Le gain en capital au Mexique pour les acheteurs canadiens
Last updated 5 mai 2026 · Authored by the Mayan Wealth Homes team · Reviewed by Jessica Laines
Pourquoi cela compte maintenant (mise à jour du 21 mars 2025)
Le 21 mars 2025, le gouvernement du Canada a annulé la modification proposée au taux d'inclusion du gain en capital. Le taux d'inclusion de 50 % en vigueur depuis des décennies demeure la loi. L'exonération cumulative des gains en capital est passée à 1,25 M$ CA, mais elle ne s'applique qu'aux actions admissibles de petite entreprise et aux biens agricoles ou de pêche, et non à l'immobilier étranger.
Si vous avez acheté (ou êtes sur le point d'acheter) une propriété dans la Riviera Maya, le calcul de votre sortie éventuelle est maintenant stable : 50 % de votre gain réalisé s'ajoute à votre revenu imposable du côté canadien. Cette prévisibilité compte, car la règle a été annoncée, débattue et renversée deux fois en 18 mois, et la plupart des portails d'annonces et des vendeurs de multipropriété citent encore le mauvais chiffre.

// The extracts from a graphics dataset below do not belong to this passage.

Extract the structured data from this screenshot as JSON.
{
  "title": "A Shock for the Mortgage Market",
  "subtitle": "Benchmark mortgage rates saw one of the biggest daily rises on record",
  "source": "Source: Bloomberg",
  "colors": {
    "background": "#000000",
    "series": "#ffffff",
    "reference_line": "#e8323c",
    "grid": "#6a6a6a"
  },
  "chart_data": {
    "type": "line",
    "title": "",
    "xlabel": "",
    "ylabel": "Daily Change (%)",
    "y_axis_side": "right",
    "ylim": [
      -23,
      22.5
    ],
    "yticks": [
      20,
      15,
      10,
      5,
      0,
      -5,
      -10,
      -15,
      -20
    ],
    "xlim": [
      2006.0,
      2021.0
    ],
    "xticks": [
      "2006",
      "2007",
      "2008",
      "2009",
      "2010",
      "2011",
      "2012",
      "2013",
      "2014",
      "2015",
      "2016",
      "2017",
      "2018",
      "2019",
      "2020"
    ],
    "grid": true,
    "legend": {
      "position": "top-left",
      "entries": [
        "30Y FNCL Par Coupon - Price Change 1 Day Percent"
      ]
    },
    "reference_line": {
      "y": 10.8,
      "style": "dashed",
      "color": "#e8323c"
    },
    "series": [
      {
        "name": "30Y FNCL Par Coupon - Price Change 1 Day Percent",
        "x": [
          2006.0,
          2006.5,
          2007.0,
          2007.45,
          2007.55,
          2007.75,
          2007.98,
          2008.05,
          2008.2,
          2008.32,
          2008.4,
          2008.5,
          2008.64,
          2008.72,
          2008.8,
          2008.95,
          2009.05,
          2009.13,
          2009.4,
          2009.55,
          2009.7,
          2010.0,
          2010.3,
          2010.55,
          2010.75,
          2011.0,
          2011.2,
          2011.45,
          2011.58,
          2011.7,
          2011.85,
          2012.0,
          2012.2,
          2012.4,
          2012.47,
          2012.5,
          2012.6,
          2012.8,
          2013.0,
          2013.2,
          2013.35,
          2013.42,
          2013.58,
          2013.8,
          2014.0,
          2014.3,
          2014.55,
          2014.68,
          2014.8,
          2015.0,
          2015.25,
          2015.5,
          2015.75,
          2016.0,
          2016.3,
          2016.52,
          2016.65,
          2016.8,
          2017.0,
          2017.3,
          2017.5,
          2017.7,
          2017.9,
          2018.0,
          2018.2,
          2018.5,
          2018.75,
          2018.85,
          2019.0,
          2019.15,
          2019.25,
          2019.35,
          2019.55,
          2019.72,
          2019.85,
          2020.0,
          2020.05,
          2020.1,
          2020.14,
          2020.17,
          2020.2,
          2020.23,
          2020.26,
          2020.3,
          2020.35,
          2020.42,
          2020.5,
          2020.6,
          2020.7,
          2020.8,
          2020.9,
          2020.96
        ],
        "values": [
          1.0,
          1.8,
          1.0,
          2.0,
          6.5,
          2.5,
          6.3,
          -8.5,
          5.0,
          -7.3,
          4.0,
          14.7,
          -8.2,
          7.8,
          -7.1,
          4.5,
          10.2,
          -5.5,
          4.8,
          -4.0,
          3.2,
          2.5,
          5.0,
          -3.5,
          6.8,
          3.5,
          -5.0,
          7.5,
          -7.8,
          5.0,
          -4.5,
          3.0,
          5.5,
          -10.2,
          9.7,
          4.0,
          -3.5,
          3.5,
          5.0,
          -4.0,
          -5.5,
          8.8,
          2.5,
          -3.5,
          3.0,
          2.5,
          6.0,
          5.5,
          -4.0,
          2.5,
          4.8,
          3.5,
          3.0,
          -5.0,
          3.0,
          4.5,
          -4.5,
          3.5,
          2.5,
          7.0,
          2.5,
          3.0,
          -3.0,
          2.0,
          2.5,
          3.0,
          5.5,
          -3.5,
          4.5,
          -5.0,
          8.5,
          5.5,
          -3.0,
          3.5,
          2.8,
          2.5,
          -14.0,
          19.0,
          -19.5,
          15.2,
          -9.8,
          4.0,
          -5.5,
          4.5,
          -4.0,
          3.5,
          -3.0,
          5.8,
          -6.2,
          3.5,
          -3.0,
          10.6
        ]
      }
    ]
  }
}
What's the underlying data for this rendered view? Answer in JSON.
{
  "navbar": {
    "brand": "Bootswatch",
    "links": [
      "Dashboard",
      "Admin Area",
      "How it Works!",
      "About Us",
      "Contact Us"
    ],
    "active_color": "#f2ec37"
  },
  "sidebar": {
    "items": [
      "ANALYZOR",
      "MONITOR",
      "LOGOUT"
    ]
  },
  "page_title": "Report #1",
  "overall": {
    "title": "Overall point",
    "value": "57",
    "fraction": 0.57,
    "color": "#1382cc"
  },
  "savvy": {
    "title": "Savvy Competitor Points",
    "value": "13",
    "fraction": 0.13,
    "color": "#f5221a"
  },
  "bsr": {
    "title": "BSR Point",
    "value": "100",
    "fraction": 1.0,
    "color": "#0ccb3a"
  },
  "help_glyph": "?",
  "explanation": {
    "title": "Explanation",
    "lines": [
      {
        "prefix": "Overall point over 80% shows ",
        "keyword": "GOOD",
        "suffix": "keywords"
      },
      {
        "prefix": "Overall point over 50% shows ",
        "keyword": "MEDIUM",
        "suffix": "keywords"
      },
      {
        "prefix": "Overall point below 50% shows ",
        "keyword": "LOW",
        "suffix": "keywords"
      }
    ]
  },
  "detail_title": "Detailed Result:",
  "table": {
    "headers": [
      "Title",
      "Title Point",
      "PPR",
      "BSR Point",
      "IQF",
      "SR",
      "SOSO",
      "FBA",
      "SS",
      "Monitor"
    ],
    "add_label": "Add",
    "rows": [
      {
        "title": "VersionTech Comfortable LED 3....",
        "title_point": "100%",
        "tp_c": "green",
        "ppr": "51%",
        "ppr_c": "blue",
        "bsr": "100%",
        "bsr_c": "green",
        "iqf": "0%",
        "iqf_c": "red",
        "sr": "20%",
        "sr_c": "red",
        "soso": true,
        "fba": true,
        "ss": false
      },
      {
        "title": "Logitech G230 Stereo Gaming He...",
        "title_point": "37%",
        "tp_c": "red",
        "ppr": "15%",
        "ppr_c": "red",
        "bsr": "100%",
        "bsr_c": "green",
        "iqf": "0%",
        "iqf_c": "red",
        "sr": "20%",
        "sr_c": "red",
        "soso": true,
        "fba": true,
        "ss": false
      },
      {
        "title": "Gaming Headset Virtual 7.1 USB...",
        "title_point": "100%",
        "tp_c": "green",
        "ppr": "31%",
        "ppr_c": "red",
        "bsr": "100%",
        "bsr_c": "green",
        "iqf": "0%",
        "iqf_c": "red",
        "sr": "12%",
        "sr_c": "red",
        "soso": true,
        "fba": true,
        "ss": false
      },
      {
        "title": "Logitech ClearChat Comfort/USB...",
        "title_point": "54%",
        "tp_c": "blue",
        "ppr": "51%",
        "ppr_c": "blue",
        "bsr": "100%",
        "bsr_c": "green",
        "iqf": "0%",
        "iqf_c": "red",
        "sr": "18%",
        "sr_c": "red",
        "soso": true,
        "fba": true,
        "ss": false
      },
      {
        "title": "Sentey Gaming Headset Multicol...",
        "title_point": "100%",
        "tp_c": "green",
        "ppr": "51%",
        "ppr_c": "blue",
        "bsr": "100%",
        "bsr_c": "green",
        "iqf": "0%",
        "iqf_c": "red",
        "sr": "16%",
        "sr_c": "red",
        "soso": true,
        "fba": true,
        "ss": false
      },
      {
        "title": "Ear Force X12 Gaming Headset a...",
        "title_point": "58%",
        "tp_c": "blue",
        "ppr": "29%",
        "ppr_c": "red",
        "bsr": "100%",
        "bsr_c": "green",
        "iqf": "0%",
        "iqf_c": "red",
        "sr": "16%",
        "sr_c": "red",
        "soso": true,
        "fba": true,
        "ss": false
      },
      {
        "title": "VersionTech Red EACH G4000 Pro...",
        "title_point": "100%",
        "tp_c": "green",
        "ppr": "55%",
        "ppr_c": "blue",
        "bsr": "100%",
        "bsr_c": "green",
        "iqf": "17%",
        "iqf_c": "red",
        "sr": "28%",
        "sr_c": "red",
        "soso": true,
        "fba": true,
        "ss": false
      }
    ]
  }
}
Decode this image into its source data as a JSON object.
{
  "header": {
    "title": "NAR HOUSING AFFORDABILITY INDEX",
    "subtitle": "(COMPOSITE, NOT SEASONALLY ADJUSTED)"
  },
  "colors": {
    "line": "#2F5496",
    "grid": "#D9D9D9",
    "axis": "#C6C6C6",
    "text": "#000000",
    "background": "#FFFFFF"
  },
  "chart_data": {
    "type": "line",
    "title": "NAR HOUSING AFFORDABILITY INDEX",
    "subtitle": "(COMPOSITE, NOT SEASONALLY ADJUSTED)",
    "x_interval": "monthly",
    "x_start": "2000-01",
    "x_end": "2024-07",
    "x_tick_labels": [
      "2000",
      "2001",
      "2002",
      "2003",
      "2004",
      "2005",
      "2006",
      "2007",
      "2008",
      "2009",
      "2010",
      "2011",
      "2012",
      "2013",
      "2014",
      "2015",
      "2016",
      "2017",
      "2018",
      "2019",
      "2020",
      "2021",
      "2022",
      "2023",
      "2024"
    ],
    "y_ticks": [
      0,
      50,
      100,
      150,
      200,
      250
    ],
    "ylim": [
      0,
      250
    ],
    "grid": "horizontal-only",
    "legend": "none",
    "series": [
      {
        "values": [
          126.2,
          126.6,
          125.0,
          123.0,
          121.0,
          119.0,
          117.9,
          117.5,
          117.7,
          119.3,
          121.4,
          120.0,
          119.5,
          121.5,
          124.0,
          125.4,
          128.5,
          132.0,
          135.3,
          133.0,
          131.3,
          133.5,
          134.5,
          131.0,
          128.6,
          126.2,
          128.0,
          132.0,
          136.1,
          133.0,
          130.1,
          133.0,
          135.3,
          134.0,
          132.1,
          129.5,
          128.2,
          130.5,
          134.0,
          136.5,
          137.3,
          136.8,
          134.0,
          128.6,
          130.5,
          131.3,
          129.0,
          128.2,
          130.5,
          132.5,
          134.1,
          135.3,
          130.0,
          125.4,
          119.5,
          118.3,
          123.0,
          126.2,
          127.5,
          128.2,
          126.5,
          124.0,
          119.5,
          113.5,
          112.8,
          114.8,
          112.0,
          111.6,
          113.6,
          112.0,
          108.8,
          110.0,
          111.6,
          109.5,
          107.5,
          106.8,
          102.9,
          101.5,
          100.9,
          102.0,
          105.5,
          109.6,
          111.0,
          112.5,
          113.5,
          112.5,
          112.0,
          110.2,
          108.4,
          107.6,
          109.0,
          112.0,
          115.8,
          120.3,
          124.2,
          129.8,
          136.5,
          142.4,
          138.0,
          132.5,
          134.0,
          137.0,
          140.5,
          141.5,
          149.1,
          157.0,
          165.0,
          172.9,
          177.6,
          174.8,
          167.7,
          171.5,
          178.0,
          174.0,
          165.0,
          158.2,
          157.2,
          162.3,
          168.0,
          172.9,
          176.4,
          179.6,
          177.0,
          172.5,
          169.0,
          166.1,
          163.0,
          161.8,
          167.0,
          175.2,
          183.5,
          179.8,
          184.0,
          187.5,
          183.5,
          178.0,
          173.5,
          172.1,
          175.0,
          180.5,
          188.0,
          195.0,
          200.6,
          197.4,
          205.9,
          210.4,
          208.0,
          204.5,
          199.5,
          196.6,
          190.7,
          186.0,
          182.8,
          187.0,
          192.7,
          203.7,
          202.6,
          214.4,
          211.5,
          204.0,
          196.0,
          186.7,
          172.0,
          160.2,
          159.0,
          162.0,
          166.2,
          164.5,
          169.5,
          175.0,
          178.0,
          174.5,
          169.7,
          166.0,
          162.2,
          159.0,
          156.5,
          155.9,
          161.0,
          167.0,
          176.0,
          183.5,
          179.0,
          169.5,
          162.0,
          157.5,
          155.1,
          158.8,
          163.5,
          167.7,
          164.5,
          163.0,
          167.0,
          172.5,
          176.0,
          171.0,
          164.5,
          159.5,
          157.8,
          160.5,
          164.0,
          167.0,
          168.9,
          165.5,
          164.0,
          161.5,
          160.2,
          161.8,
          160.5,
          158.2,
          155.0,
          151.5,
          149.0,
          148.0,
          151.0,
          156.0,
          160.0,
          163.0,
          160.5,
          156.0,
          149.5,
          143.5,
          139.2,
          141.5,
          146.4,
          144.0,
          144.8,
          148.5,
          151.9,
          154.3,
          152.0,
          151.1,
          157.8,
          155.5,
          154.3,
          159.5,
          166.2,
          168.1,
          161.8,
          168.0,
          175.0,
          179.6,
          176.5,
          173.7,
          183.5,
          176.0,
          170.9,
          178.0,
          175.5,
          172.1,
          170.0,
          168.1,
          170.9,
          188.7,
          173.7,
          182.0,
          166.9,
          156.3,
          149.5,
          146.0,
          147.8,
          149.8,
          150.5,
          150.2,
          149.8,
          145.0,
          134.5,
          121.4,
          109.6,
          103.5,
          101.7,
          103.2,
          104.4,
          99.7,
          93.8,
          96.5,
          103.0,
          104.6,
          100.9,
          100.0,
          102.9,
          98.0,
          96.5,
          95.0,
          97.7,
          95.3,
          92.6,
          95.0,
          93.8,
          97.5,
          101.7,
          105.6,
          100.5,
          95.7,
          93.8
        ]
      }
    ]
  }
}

Étape 1, le gain en capital mexicain à la clôture (le notario retient)
Lorsque vous vendez un immeuble mexicain, le notario público qui gère la clôture retient l'impôt sur le gain en capital pour le fisc mexicain (SAT) avant de vous verser le produit de la vente. Les vendeurs étrangers (non-résidents au sens fiscal mexicain) choisissent l'un des deux régimes :
- 25 % du prix de vente brut, appliqué sans déductions, retenu à la clôture.
- 35 % du gain net (prix de vente moins le coût d'acquisition documenté, indexé pour l'inflation, moins les améliorations déductibles appuyées par des facturas), retenu à la clôture.
Quel régime mexicain devriez-vous choisir ?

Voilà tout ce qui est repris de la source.